As discussed in our previous alert, Section 162(m), as amended by the TCJA, generally eliminated the performance-based compensation exemption to the $1 million per executive limit. However, it provided a transition rule under which compensation payable under a written binding contract that was in effect on November 2, 2017 and that is not materially modified after that date (Grandfathered Compensation) would not be subject to Section 162(m), as amended by the TJCA. The revisions to Section 162(m) also expanded the set of executives whose compensation is subject to the $1 million limit (Covered Employees) and broadened the definition of publicly held corporations that are subject to the $1 million limit. The Notice provided at least some insight into each of these areas.

The Notice provides guidance on what is considered a written binding contract and what will be considered a material modification to such a contract for purposes of determining Grandfathered Compensation. The Notice makes clear that a $1 million base salary paid to a CEO pursuant to a written agreement from 2016 would not be considered Grandfathered Compensation because base salary of a CEO would not have been exempt under the old Section 162(m) rules. However, base salary under the same 2016 contract with a CFO would be exempt because the CFO would not have been a Covered Employee under the old rules. That said, renewal provisions in executive compensation arrangements of Covered Employees should be examined closely to determine if, and for how long, a given arrangement would retain its grandfathering. Also, the Notice makes clear that care should be taken in amending any grandfathered arrangement to determine that the amendment is not a material one that would eliminate otherwise Grandfathered Compensation. For example, if a restricted stock unit award agreement would have been considered performance-based compensation under prior law and it is either materially modified or the company uses retained negative discretion to reduce the amount that would otherwise have been delivered under the applicable performance condition, the entire restricted stock unit grant may no longer be considered exempt Grandfathered Compensation.

Another big takeaway from the Notice is that rules of the Securities and Exchange Commission (SEC) will not, unless otherwise specifically noted in Section 162(m), be dispositive in determining whether a particular executive is a Covered Employee. For example, smaller reporting companies are generally required by the SEC to list a principle executive officer and only the two other highest-paid officers; nonetheless, the Notice makes clear that, even if not required to be reported by SEC rules, the principle executive officer, the principle financial officer and the next three highest-paid officers will now be considered Covered Employees.

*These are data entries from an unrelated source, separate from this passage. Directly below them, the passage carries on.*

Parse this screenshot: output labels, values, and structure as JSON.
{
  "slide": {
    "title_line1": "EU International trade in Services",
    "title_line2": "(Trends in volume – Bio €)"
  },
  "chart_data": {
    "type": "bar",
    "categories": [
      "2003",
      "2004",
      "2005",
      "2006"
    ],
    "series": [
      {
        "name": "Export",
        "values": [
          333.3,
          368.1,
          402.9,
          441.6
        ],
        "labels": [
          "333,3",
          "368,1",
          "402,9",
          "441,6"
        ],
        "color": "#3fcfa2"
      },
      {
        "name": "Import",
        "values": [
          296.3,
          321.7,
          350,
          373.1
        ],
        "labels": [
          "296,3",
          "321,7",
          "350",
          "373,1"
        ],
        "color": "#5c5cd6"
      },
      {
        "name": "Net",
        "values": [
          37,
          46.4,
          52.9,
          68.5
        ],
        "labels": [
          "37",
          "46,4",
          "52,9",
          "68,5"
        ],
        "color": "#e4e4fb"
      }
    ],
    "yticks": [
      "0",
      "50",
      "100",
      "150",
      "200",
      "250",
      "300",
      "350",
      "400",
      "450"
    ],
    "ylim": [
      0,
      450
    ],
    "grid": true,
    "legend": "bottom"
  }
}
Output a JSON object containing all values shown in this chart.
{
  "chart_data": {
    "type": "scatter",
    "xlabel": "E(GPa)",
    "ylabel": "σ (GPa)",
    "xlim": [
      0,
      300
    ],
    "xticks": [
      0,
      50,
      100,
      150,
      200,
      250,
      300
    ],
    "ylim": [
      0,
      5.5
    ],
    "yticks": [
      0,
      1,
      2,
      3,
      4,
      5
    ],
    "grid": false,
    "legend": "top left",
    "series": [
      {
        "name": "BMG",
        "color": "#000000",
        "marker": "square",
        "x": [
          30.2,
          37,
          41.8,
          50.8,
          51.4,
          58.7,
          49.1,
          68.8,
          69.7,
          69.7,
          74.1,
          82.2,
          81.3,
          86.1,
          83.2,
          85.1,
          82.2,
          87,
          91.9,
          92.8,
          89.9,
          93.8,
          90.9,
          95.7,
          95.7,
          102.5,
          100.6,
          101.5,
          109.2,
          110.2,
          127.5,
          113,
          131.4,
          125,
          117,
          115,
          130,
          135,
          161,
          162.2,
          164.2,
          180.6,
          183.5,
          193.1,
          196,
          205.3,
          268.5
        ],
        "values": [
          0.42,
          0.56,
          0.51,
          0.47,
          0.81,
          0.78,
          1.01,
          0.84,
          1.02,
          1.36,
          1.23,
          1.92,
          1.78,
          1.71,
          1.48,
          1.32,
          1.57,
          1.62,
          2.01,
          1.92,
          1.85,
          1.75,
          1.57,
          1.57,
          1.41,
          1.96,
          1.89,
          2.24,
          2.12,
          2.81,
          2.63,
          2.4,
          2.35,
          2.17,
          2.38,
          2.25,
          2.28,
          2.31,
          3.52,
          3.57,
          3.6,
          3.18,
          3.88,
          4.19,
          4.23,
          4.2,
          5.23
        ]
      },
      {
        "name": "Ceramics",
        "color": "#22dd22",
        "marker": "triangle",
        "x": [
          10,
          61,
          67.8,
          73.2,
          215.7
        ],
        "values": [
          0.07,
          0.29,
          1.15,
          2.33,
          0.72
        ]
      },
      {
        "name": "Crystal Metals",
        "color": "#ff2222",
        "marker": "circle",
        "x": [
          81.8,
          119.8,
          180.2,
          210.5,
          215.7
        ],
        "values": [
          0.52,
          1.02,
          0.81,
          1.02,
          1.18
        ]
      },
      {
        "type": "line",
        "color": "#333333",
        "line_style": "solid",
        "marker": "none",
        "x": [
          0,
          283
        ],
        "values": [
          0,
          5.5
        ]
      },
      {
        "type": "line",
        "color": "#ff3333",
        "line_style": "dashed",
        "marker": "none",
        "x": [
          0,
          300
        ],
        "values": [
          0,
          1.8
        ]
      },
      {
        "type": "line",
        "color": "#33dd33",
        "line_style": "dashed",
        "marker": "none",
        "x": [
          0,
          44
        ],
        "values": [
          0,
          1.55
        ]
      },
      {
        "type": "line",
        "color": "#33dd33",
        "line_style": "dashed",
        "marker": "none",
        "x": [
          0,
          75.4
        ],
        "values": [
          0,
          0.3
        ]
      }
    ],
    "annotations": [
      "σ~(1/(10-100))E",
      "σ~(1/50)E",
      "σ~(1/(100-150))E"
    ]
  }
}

With respect to companies that are subject to Section 162(m), pursuant to the Notice, a public company that does not file a proxy statement in a given year (for example due to a going-private transaction or de-listing) would still be subject to Section 162(m) for that year. The Notice also provided some clarity as to the results in the year of acquisition under Section 162(m) in certain other corporate transactions.

While the guidance is certainly helpful in addressing some of questions raised by the TCJA in this space, the IRS reserved on certain other issues, including the applicability of Section 162(m) to foreign private issuers and the application of Section 162(m) to companies that have recently gone public, such as through an initial public offering. The IRS anticipates that the guidance in the Notice will be incorporated into future regulations that will apply to taxable years ending on or after September 10, 2018.

DISCLAIMER: Because of the generality of this update, the information provided herein may not be applicable in all situations and should not be acted upon without specific legal advice based on particular situations.